7. Eiseressen hebben de aanvragen ingediend op 7 juni 2022. De wettelijke beslistermijn van zes maanden zou in het geval van eiseressen op 7 december 2022 eindigen. De staatssecretaris heeft echter, met inwerkingtreding van het WBV 2022/22, de beslistermijn van asielaanvragen die nog niet waren verstreken op 27 september 2022 met negen maanden verlengd.

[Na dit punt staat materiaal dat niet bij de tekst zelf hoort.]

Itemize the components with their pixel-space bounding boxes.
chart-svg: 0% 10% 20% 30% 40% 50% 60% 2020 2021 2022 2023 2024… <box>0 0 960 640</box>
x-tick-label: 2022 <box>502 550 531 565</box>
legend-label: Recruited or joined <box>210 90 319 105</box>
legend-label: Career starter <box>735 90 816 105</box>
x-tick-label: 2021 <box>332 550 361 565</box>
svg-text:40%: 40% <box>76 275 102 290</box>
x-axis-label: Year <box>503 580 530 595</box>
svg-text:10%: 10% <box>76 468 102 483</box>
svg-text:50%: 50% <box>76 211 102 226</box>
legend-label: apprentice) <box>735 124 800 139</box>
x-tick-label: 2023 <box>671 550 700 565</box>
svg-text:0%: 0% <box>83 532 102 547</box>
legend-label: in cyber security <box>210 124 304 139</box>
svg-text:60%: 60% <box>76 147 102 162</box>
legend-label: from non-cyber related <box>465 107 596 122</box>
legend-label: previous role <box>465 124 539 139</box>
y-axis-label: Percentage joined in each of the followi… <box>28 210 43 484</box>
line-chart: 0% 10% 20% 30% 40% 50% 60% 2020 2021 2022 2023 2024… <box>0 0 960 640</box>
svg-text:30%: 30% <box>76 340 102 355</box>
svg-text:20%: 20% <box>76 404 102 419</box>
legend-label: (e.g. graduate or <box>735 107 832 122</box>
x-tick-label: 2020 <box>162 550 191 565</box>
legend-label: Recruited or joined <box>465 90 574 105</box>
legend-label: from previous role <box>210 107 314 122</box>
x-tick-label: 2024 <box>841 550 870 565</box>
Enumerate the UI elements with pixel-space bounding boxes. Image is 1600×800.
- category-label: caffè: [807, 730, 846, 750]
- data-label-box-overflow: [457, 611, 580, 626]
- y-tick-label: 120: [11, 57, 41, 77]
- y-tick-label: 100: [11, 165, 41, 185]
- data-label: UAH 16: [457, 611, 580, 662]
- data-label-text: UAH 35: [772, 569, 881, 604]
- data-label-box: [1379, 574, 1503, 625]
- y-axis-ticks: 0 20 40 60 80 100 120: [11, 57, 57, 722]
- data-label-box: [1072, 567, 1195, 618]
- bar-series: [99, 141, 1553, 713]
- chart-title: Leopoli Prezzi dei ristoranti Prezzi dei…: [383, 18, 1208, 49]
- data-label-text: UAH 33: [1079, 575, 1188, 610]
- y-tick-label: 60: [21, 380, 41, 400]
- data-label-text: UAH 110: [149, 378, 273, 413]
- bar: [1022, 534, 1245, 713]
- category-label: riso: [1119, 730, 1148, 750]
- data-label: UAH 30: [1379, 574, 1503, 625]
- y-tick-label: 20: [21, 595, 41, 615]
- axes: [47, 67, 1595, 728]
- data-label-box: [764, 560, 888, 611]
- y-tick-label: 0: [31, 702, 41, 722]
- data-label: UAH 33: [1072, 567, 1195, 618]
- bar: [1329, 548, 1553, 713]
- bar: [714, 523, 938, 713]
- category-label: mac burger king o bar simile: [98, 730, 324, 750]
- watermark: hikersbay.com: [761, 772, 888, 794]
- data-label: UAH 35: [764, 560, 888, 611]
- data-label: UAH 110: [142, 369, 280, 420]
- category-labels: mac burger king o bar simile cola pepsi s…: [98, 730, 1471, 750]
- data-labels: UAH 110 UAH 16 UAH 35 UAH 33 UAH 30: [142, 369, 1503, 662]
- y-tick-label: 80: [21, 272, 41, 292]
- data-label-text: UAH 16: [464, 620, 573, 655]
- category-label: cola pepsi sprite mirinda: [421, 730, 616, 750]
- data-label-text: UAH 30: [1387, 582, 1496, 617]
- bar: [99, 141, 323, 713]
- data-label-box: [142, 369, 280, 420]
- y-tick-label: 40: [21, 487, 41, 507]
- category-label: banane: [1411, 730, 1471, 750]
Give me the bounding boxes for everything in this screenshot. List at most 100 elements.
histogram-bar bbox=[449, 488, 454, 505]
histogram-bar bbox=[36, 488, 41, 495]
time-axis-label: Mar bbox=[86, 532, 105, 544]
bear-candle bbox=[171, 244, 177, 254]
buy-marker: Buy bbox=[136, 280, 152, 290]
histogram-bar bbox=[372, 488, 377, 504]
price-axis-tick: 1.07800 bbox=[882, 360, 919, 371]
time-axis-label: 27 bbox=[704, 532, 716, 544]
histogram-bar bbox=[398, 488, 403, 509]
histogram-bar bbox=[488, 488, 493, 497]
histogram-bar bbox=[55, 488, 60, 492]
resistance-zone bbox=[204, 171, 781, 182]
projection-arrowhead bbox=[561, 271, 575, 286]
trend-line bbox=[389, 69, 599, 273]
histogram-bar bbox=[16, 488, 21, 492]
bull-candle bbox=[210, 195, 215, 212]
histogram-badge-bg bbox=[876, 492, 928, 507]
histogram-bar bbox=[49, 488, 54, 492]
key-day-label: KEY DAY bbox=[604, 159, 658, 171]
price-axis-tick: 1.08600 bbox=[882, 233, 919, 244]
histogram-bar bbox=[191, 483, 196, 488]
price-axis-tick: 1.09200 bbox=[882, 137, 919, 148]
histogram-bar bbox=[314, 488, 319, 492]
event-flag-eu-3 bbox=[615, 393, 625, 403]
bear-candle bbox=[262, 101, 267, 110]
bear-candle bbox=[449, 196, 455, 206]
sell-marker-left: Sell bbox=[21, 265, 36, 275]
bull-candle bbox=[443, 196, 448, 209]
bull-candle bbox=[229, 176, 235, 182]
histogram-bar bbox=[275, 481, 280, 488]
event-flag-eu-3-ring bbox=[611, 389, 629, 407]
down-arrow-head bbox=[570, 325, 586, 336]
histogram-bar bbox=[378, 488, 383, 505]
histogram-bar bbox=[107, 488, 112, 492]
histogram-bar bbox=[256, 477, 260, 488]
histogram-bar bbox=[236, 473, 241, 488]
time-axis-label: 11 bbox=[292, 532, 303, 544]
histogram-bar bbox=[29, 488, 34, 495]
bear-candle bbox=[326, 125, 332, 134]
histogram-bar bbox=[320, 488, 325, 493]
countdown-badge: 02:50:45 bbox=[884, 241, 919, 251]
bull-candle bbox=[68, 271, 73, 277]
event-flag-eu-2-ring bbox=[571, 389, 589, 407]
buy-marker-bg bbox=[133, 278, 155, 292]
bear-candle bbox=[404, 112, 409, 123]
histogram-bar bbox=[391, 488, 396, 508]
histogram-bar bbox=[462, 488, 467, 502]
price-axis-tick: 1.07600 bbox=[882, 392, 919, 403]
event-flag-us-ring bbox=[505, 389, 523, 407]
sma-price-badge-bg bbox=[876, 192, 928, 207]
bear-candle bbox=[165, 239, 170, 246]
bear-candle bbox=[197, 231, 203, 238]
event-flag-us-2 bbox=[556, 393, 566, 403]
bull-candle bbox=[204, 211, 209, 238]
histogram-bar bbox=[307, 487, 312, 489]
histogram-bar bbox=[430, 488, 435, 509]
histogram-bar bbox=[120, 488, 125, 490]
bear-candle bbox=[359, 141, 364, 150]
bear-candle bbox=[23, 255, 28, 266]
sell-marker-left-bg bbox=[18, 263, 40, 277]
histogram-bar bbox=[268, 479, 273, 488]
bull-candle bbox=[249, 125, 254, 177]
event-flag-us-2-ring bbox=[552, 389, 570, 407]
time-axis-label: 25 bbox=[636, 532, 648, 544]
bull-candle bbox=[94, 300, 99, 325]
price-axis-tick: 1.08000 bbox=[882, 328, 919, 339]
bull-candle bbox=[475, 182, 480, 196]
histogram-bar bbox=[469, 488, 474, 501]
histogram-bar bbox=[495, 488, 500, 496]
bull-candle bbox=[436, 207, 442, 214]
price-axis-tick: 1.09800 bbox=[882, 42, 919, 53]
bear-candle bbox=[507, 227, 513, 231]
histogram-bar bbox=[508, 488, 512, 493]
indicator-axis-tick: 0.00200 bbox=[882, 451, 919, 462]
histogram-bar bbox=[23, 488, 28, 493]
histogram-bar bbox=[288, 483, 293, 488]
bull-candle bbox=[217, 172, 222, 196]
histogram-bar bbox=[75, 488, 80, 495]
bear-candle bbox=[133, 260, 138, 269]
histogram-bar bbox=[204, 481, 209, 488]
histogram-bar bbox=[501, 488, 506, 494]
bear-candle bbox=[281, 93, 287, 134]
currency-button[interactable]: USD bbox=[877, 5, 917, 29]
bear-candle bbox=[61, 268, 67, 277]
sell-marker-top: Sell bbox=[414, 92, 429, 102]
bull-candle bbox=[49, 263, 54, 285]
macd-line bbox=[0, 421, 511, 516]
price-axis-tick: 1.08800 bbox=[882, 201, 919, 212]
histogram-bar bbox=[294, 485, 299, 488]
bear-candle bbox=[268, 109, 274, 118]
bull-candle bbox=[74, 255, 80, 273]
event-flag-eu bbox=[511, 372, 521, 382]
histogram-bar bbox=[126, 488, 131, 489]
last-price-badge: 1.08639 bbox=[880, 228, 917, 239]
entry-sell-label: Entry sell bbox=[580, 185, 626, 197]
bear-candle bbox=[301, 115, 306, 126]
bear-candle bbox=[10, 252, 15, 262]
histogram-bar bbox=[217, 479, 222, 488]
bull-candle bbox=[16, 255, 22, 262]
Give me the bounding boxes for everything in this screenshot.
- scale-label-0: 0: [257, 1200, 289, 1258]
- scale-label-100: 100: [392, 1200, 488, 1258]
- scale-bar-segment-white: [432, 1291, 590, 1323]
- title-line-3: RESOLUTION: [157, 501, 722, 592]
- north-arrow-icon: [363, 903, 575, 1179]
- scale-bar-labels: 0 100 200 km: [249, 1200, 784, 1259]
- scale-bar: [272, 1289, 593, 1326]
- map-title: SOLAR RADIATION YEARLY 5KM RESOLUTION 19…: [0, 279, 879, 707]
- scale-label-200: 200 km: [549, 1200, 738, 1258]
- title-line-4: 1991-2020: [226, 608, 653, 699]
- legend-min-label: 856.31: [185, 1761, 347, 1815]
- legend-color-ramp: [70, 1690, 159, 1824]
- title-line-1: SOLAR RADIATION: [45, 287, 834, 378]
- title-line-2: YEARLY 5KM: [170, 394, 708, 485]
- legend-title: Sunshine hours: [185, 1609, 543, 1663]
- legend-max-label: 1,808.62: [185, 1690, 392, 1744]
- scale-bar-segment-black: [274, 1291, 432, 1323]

Deze rechtbank en zittingsplaats heeft in de uitspraak van haar meervoudige kamer van 26 april 2023 (ECLI:NL:RBDHA:2023:6050) geoordeeld dat de staatssecretaris voldoende aannemelijk heeft gemaakt dat op het moment van de inwerkingtreding van het WBV 2022/22 sprake was van een situatie, zoals bedoeld in artikel 42, vierde lid, aanhef en onder b, van de Vw. De rechtbank ziet geen aanleiding om in deze zaak van dat oordeel af te wijken. De verlenging van de beslistermijn is daarom rechtsgeldig. De rechtbank stelt vast dat de beslistermijn eindigt op 7 september 2023. Dat betekent dat de ingebrekestellingen van 2 januari 2023 prematuur zijn ingediend. De beroepen voldoen daarom niet aan de vereisten voor het indienen van een beroep tegen het niet tijdig beslissen, als bedoeld in artikel 6:12, tweede lid, van de Awb.
8. De beroepen zijn, gelet op het voorgaande, kennelijk niet-ontvankelijk.
9. Voor een proceskostenveroordeling bestaat geen aanleiding.

Beslissing

De rechtbank verklaart de beroepen niet-ontvankelijk.
Deze uitspraak is gedaan door mr. C.H. de Groot, rechter, in aanwezigheid van F.Q. Peters, griffier en openbaar gemaakt door middel van geanonimiseerde publicatie op rechtspraak.nl.
griffier
rechter
Een afschrift van deze uitspraak is verzonden aan partijen op:

Bent u het niet eens met deze uitspraak?

Als u het niet eens bent met deze uitspraak, kunt u een brief sturen naar de rechtbank waarin u uitlegt waarom u het er niet mee eens bent. Dit heet een verzetschrift. U moet dit verzetschrift indienen binnen 6 weken na de dag waarop deze uitspraak is verzonden. U ziet deze datum hierboven. Als u graag een zitting wilt waarin u uw verzetschrift kunt toelichten, kunt u dit in uw verzetschrift vermelden.